Last month, I looked at the worsening situation with the Greek economy and concluded that, apart from my observations on the frequently execrable press coverage of events, Greece would impose a haircut on some of those lower down the lenders’ food chain.
And after looking earlier today at what happened in California, where some state debt was written down in addition to an implicit lengthening of payment schedules, I concluded that a single currency area would not necessarily find itself in trouble, were the haircut to be imposed.
The prospect of some kind of arrangement whereby some creditors have to concede that they will get less than 100 cents on the euro, together with longer payment terms and/or rolling over of credit – however this is expressed – is imminent: Greece is more or less insolvent without some kind of agreement to extend a further line of credit.

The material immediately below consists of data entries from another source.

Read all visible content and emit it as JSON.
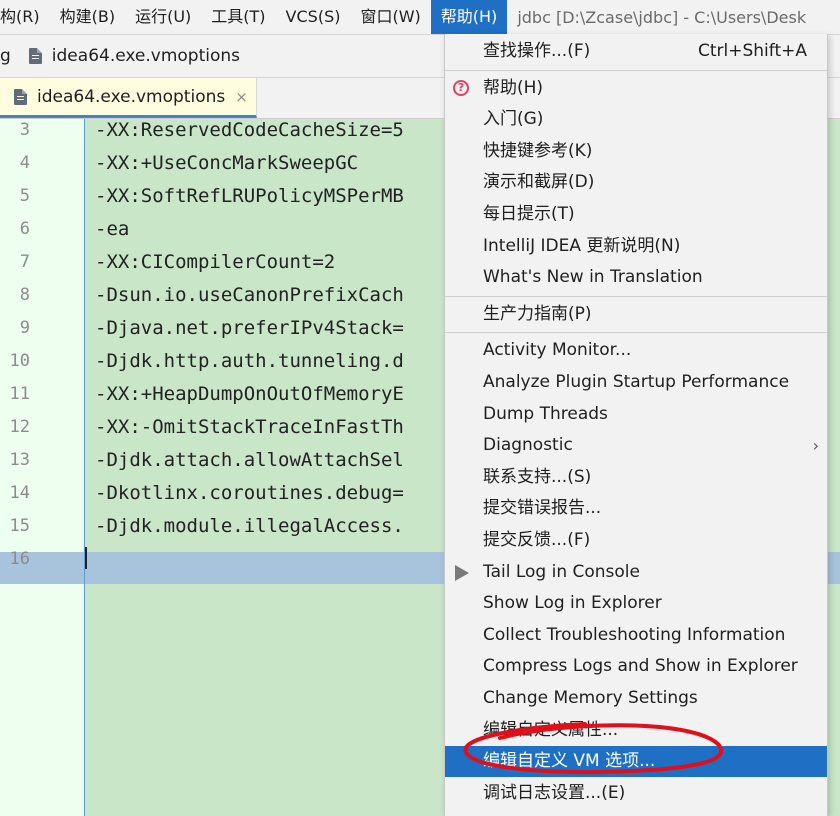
{
  "menubar": {
    "items": [
      "构(R)",
      "构建(B)",
      "运行(U)",
      "工具(T)",
      "VCS(S)",
      "窗口(W)",
      "帮助(H)"
    ],
    "title": "jdbc [D:\\Zcase\\jdbc] - C:\\Users\\Desk"
  },
  "navbar": {
    "prefix": "g",
    "file": "idea64.exe.vmoptions"
  },
  "tab": {
    "label": "idea64.exe.vmoptions",
    "close": "×"
  },
  "editor": {
    "lines": [
      {
        "n": "3",
        "text": "-XX:ReservedCodeCacheSize=5"
      },
      {
        "n": "4",
        "text": "-XX:+UseConcMarkSweepGC"
      },
      {
        "n": "5",
        "text": "-XX:SoftRefLRUPolicyMSPerMB"
      },
      {
        "n": "6",
        "text": "-ea"
      },
      {
        "n": "7",
        "text": "-XX:CICompilerCount=2"
      },
      {
        "n": "8",
        "text": "-Dsun.io.useCanonPrefixCach"
      },
      {
        "n": "9",
        "text": "-Djava.net.preferIPv4Stack="
      },
      {
        "n": "10",
        "text": "-Djdk.http.auth.tunneling.d"
      },
      {
        "n": "11",
        "text": "-XX:+HeapDumpOnOutOfMemoryE"
      },
      {
        "n": "12",
        "text": "-XX:-OmitStackTraceInFastTh"
      },
      {
        "n": "13",
        "text": "-Djdk.attach.allowAttachSel"
      },
      {
        "n": "14",
        "text": "-Dkotlinx.coroutines.debug="
      },
      {
        "n": "15",
        "text": "-Djdk.module.illegalAccess."
      },
      {
        "n": "16",
        "text": ""
      }
    ]
  },
  "help_menu": {
    "groups": [
      [
        {
          "label": "查找操作...(F)",
          "shortcut": "Ctrl+Shift+A"
        }
      ],
      [
        {
          "label": "帮助(H)",
          "icon": "help-icon"
        },
        {
          "label": "入门(G)"
        },
        {
          "label": "快捷键参考(K)"
        },
        {
          "label": "演示和截屏(D)"
        },
        {
          "label": "每日提示(T)"
        },
        {
          "label": "IntelliJ IDEA 更新说明(N)"
        },
        {
          "label": "What's New in Translation"
        }
      ],
      [
        {
          "label": "生产力指南(P)"
        }
      ],
      [
        {
          "label": "Activity Monitor..."
        },
        {
          "label": "Analyze Plugin Startup Performance"
        },
        {
          "label": "Dump Threads"
        },
        {
          "label": "Diagnostic",
          "submenu": true
        },
        {
          "label": "联系支持...(S)"
        },
        {
          "label": "提交错误报告..."
        },
        {
          "label": "提交反馈...(F)"
        },
        {
          "label": "Tail Log in Console",
          "icon": "play-icon"
        },
        {
          "label": "Show Log in Explorer"
        },
        {
          "label": "Collect Troubleshooting Information"
        },
        {
          "label": "Compress Logs and Show in Explorer"
        },
        {
          "label": "Change Memory Settings"
        },
        {
          "label": "编辑自定义属性..."
        },
        {
          "label": "编辑自定义 VM 选项...",
          "selected": true
        },
        {
          "label": "调试日志设置...(E)"
        }
      ]
    ]
  },
  "colors": {
    "accent": "#1f6fc4",
    "editor_bg": "#c9e6c9",
    "gutter_bg": "#efffef",
    "highlight_line": "#a8c3dc",
    "annotation": "#e0101a"
  },
  "icons": [
    "file-icon",
    "help-icon",
    "play-icon",
    "chevron-right-icon",
    "close-icon"
  ]
}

That credit would not necessarily be lent in vain: the Greek Government needs to get its better off citizens to pay their taxes and a programme of asset sales is on the cards. Getting some time to do the reorganising and restructuring would provide an opportunity to make coherent reforms and also prevent that release of assets from becoming a fire sale.
So who is on the hook for Greek debt? The lions’ share is around 90 billion Dollars’ worth held by France and Germany. But some in the UK might be surprised to learn that we are in third place with a further 14.6 billion Dollars at stake, with the USA next in line with 7.3 billion. It is in these countries that the banks are viewing the prospect of having to take a haircut and rollover in one.
And thereby hang two further problems. First is the potential of a haircut to destabilise smaller banks, especially in Germany. Then there is the clear corollary: if Greece does it, can Ireland and Portugal be far behind? Thus the need for everything to happen in a disciplined manner: this was characterised yesterday evening by an unusually relaxed Robert Peston as “orderly reconstruction”.
As to all those screaming that the Euro is somehow finished, I would advise caution, and a look at the foreign exchanges: right now (1815 hours), one Pound Sterling buys just 1.127 Euro, rather less than the 1.15 of last November and 1.14 of late April. So the idea that this single currency is collapsing is total drivel.But that doesn’t mean the current hiatus is over, or will be easily resolved. I’ll no doubt return to this later.